Saving Love

I woke up early last Sunday to pack for an overnight trip to rural Connecticut where I would be officiating at an old friend’s wedding. As I threw my stuff in a bag, I thought, “How lucky am I to be convening this ceremony for David? Still friends after 46 years?!”  I reviewed some of the many stories of shared experiences – lots of laughter, benign hijinks, close calls, and gratitude: for friendship, for loyalty, for resilience in the face of time’s relentless push to the exits.
I drove off smiling, remembering the good old days. I approached the 128 toll on the Pike, my heart filled with nostalgia, and casually turned on the radio to NPR to get the first news of the morning. Which is when I first heard about Orlando.
The incongruity of heading off for a simcha, a joyful celebration, while this story of hate and blood and death unfolded, felt utterly overwhelming. How do I keep smiling as the death toll continues to rise? How do I choose what to say now? May I make the jokes I’d had in mind? Can I tell sweet stories about the bride and the groom in the face of the carnage? I know our tradition forbids us to do anything that would sadden the bride and the groom; but how do I honestly acknowledge reality?

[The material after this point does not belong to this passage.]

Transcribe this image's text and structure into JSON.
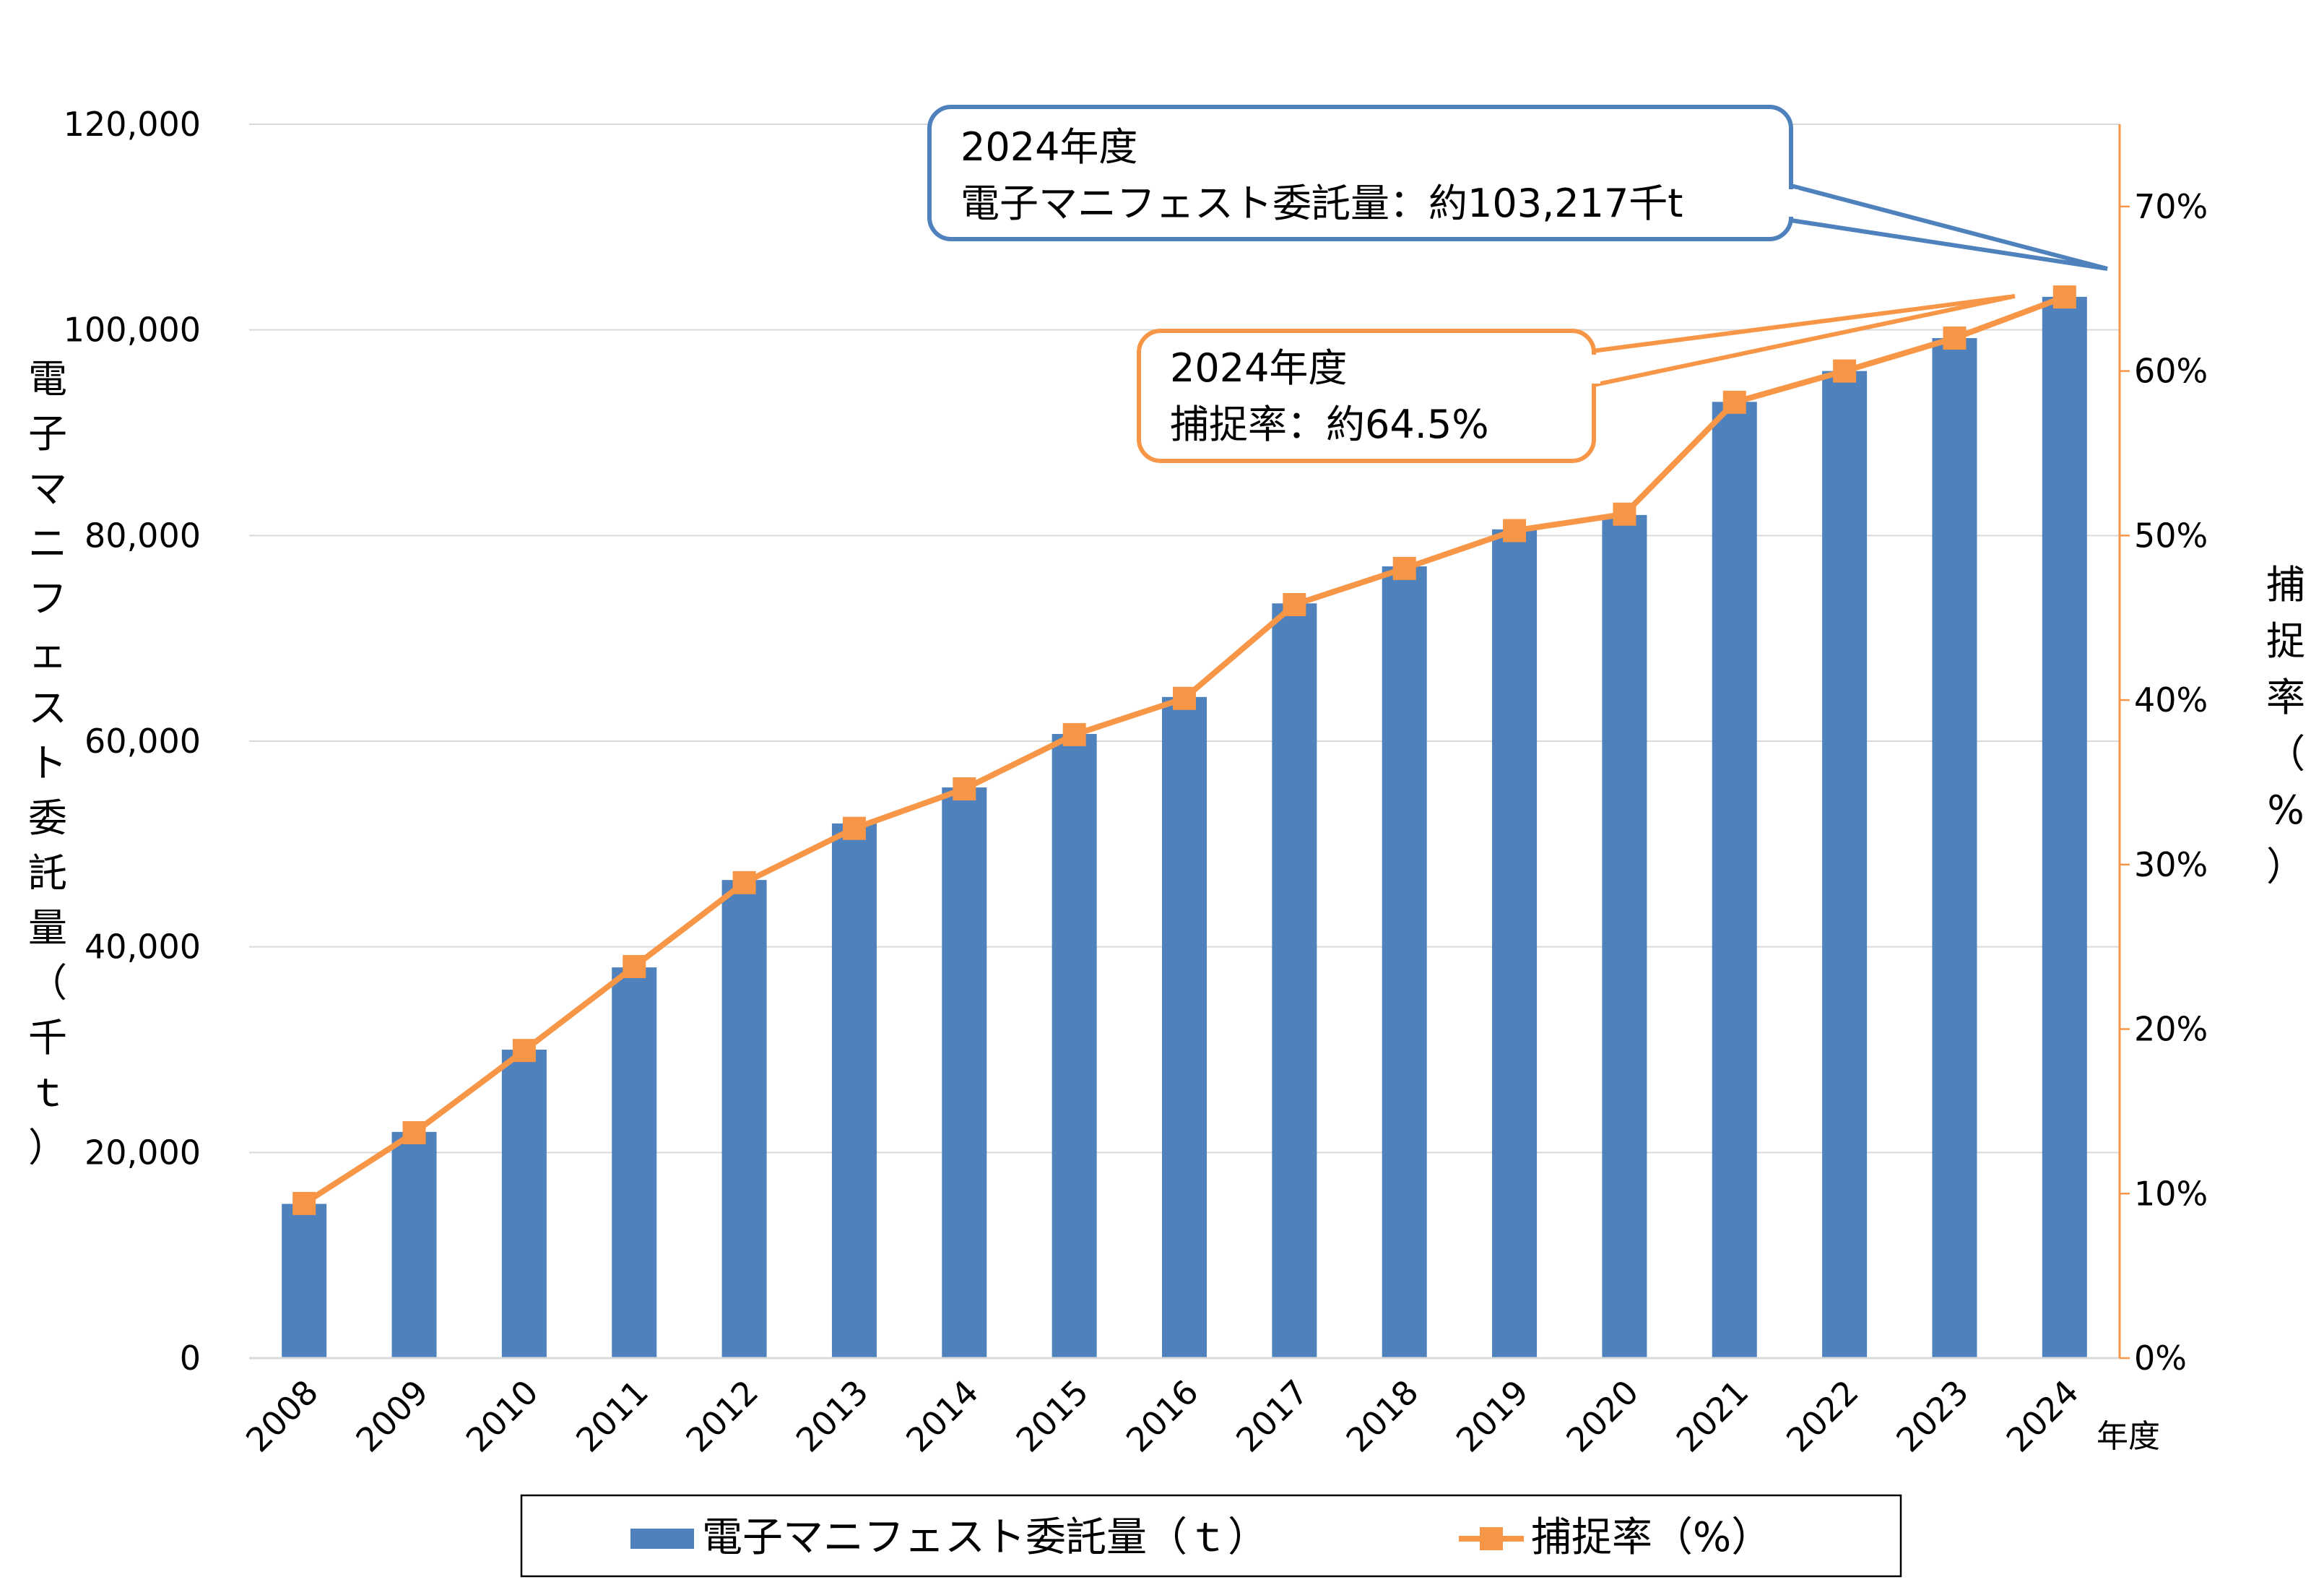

Before the bride and groom were at the chuppah, I said the
following to the gathered guests and family members. “Like me, you may be feeling a kind of emotional whiplash; thrilled to be outside on a beautiful day to witness two adults daring to try marriage again – and bereft that so many innocent people were murdered early this morning in a twisted act of hatred and pure malice. How do we go on? Why do we go on?
“It behooves us to thank the bride and groom for their invitation that places us here together this afternoon. Were it not for them, it’s likely that our day today would’ve been spent indoors, in sorrow, watching TV reports repeat over and over and over the same stories told from the same angles.  The bride and the groom remind us at just the right time that there is love in the world. They remind us that complete hopelessness is forbidden, that despair leads to dissolution. Their love ennobles us all.”
I don’t know if that made it ok for the guests to celebrate in the midst of the darkness. It soothed me, though. By pointing out the terrible paradox, by acknowledging the awful juxtaposition of such good and such evil, I somehow granted myself a cosmic pass to say “l’Hayyim!”, and mean it.
But I’m tired. I’m running out of words that cannot approach the depth of loss in Orlando – or Newtown and Charleston and Aurora and on and on… What word is after horrific? What word is after heartbreaking? I’ve run out of words to describe my outrage over a gun lobby that holds sway over feckless politicians. I’ve run out of words for the frustration I feel in my gut when even the president of the United States is powerless to stop the madness. I’m tired of vigils that start and end in tears and leave us with little more than wax on our hands. I am sick of the bloodshed. Sick of the anemic response to the slaughter. Sick of the regularity of these killing fields.
And yet…
My favorite Hasidic master, Nachman of Bratslav, warned his followers against despair. Pirkei Avot enjoins us to avoid cynicism. Jews are not allowed to give up. Elie Wiesel said,  “There may be times when we are powerless to prevent injustice, but there must never be a time when we fail to protest. The Talmud tells us that by saving a single human being, we can save the world. We may be powerless to open all the jails and free all the prisoners, but by declaring our solidarity with one prisoner, we indict all jailers.”
In a quote that’s been all over the Internet, Tennessee Williams wrote, “The world is violent and mercurial – it will have its way with you. We are saved only by love – love for each other and the love we pour into the art we feel compelled to share: being a parent; being a writer; being a painter; being a friend. We live in a perpetually burning building, and what we must save from it, all the time, is love.”
God help me – help us all – to keep living with, and saving, love.